Laura U. Marks works on media art and philosophy with an intercultural focus. She programs experimental media art for venues around the world. Her most recent books are Hanan al-Cinema: Affections for the Moving Image (MIT, 2015) and Enfoldment and Infinity: An Islamic Genealogy of New Media Art (MIT, 2010). With Dr. Azadeh Emadi she is a founding member of the Substantial Motion Research network, substantialmotion.org. Marks is Grant Strate Professor in the School for the Contemporary Arts at Simon Fraser University in Vancouver. www.sfu.ca/~lmarks
Keynote presentation – Timothy Morton: Disgust Is Life.

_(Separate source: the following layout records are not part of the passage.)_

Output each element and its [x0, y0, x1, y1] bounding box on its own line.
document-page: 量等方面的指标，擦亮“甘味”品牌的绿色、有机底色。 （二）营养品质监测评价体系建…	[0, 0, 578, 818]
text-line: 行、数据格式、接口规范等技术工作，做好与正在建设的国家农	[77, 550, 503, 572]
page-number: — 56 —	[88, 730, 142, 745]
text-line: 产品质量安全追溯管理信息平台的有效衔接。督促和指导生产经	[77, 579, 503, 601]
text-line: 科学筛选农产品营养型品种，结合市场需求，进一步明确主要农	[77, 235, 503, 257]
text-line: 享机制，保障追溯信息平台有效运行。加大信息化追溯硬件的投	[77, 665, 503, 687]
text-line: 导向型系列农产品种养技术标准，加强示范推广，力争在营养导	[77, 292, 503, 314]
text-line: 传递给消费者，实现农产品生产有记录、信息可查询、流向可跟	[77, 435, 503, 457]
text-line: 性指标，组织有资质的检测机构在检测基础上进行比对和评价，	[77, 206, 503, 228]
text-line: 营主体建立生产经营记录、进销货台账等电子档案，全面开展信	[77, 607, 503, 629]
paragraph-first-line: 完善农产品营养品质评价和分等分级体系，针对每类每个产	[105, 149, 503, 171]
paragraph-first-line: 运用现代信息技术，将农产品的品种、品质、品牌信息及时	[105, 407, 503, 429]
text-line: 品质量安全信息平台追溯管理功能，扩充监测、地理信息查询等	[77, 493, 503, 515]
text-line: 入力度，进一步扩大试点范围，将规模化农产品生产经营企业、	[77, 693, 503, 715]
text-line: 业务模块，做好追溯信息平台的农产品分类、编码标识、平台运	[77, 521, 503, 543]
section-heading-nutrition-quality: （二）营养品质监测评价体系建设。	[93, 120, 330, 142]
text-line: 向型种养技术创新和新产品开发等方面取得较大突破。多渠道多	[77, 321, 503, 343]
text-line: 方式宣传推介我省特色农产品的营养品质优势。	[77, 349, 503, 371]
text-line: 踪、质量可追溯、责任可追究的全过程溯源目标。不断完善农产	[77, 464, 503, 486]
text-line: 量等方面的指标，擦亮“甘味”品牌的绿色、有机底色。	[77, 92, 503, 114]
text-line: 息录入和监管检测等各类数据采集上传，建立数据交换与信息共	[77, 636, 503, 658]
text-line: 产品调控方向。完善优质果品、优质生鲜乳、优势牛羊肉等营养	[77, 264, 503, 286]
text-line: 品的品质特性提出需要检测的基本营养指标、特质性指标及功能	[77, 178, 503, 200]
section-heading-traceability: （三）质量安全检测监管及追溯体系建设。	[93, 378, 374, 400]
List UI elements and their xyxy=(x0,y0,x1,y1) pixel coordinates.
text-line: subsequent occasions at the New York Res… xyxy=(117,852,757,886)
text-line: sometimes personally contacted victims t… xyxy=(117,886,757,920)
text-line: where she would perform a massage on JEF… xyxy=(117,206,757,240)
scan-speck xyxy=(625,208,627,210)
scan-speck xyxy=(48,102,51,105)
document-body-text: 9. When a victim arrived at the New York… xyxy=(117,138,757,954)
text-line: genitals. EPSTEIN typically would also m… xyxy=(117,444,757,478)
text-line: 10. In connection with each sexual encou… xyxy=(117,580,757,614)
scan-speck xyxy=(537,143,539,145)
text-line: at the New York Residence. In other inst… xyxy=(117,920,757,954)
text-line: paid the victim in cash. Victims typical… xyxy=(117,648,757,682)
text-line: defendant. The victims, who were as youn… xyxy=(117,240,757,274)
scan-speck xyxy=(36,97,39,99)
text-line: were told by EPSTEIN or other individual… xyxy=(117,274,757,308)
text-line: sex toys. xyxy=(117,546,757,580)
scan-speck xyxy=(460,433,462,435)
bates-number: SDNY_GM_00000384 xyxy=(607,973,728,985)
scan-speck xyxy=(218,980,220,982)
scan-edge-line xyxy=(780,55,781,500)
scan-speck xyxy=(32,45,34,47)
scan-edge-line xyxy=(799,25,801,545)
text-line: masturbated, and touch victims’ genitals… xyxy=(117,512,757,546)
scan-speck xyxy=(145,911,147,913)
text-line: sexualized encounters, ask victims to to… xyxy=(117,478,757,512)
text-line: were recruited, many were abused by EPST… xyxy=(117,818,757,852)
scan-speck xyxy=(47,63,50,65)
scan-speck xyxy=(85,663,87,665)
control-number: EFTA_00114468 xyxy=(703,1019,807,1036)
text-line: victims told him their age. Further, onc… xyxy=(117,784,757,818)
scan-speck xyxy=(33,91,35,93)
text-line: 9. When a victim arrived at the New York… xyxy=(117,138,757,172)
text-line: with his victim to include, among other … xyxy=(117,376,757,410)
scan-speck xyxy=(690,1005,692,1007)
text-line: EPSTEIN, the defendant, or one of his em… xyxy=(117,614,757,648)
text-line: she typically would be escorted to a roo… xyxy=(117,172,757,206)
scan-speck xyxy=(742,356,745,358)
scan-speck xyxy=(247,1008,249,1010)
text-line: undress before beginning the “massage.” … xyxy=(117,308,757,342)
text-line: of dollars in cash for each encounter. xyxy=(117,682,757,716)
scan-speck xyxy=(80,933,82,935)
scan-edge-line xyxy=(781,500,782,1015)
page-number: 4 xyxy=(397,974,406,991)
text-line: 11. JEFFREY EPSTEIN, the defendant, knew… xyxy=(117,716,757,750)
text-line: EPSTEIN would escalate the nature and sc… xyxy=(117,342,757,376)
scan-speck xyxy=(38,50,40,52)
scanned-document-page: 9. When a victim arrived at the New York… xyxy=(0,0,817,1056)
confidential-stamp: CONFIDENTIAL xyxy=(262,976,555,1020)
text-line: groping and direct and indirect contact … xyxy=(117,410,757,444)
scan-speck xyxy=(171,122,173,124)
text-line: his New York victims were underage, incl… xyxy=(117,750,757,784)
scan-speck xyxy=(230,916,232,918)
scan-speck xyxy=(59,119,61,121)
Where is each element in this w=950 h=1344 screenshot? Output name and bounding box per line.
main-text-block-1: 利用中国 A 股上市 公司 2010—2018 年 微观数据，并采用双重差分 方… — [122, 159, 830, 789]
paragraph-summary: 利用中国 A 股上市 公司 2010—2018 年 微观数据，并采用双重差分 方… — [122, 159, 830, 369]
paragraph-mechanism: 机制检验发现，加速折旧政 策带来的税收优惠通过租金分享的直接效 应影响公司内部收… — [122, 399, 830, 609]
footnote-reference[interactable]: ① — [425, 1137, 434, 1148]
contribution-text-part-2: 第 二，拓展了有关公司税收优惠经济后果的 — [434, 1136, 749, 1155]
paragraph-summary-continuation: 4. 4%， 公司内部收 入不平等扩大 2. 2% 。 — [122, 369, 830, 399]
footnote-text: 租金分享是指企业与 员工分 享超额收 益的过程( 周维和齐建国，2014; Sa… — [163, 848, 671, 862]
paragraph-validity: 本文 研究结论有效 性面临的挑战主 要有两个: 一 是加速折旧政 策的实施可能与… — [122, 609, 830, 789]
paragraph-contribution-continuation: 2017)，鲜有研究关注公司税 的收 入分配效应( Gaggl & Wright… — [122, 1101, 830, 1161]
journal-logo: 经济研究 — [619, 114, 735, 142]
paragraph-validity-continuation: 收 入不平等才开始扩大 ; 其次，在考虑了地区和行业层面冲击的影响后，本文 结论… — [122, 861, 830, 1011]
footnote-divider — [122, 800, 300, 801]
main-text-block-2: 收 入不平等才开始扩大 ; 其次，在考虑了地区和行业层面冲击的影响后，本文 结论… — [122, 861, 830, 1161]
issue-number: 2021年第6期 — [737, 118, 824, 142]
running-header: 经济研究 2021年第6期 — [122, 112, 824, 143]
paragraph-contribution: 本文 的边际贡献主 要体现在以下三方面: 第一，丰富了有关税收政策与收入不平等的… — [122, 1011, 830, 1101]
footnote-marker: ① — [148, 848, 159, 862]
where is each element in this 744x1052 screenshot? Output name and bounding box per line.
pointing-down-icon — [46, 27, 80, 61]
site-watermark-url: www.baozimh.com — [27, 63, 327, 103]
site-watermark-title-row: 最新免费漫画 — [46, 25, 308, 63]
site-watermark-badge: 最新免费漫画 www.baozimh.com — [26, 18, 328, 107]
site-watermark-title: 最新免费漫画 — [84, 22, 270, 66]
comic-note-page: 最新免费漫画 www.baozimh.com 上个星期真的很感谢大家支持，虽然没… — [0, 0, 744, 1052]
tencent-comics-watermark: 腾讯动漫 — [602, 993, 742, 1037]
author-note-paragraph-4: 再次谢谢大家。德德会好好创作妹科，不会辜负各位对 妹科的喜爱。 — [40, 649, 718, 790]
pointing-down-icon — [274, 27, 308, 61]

9.00 – 10.30am Friday 6th November 2020
What happens when we take the human, and more specifically the bourgeois human, blinkers off the experience we call beauty? We realize that it is always fringed by disgust. We already have the right emotional chemical for being “scientific”—the mode in which we will care more sincerely for nonhuman beings. It’s called, rather surprisingly, ennui, an oscillation between enjoyment and disgust. This is a twelve-inch remix way of thinking about beauty—expanded for an ecological age in which it is clear that beauty was never a human-only affair. That’s a perfectly logical thing to say about the arguments on beauty of Immanuel Kant. I will be showing how Kantian beauty is far more strange and radical than we have often thought, and why beauty rather than the sublime is the path towards a more ecologically attuned art.
Timothy Morton is Rita Shea Guffey Chair in English at Rice University. He has collaborated with Björk, Laurie Anderson, Jennifer Walshe, Hrafnhildur Arnadottir, Sabrina Scott, Adam McKay, Jeff Bridges, Justin Guariglia, Olafur Eliasson, and Pharrell Williams. Morton co-wrote and appears in Living in the Future’s Past, a 2018 film about global warming with Jeff Bridges. He is the author of the libretto for the opera Time Time Time by Jennifer Walshe. He is the author of Being Ecological (Penguin, 2018), Humankind: Solidarity with Nonhuman People (Verso, 2017), Dark Ecology: For a Logic of Future Coexistence (Columbia, 2016), Nothing: Three Inquiries in Buddhism (Chicago, 2015), Hyperobjects: Philosophy and Ecology after the End of the World (Minnesota, 2013), Realist Magic: Objects, Ontology, Causality (Open Humanities, 2013), The Ecological Thought (Harvard, 2010), Ecology without Nature (Harvard, 2007), 8 other books and 250 essays on philosophy, ecology, literature, music, art, architecture, design and food. Morton’s work has been translated into 10 languages. In 2014 Morton gave the Wellek Lectures in Theory.